I have seen Golarion categorised as a "kitchen sink" setting. We have the land of pirates, the quasi-Egyptian setting, the quasi-Arabic setting etc.I think this is a fair description, and I don't think it is a derogatory term. I think the folks at Paizo wanted a setting that could handle as many different types of adventure as possible, and Golarion was the result. This is good for me - librarything.com tells me that I own 228 adventures, not counting every print edition of Dungeon bar 5 and the numerous adventures I only have in PDF format. With a few obvious exceptions (my Spacemaster adventures come to mind!) I could run almost all of them in Golarion with very little effort.
However, it was only when I started contributing articles to this site that I realised how well the various areas link together. Just reading the Campaign Setting, which presents the lands in alphabetical order, can give the wrong impression. To take a semi-random example, Molthune is followed by the Mwangi Expanse, and they have very little to do with each other. But then why would they, when they are so far apart?
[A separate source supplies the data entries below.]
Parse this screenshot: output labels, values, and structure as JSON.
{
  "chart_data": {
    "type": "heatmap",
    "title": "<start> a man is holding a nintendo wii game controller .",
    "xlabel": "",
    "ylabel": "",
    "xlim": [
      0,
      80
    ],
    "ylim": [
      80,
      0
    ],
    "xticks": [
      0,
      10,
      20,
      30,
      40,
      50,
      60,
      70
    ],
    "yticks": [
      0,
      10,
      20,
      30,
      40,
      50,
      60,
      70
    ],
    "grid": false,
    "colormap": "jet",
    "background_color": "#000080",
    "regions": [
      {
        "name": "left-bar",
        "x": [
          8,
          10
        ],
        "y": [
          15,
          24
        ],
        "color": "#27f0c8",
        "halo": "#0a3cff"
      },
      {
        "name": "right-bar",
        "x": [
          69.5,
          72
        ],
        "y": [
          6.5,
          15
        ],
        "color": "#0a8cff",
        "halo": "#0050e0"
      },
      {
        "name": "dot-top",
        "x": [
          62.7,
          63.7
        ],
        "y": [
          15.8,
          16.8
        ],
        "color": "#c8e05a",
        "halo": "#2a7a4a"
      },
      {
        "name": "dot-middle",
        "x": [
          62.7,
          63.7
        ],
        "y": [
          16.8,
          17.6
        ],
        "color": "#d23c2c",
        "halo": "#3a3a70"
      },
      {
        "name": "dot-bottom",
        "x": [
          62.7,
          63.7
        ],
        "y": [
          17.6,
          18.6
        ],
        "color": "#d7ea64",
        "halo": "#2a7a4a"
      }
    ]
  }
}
When I was doing work on the Mwangi Expanse article I was often being re-directed to the neighbouring lands, especially the Sodden Lands (Jaha is now ruled by refugees from there) or the Shackles (pirates from the Shackles built Bloodcove) or Sargava (the Mwangi city of Mzali is threatening the Sargavan city of Kalabuto). Having decided that those countries would also fall within my "sphere of influence", I then found out that various monsters wandering the eastern jungle had been created in the fleshforges of Nex. You can't have Nex without Geb and Alkenstar, and it turns out that Jalmeray has pretty strong ties to Nex as well.
I took a peek at the work yoda8myhead has been doing on Rahadoum, and it turns out there's also a strong hate/hate relationship there with the Shackles.
So basically this blog post is a very long winded way of saying I love the way the disparate parts of the world have been linked together so well, and the wiki format is ideal for making those connections.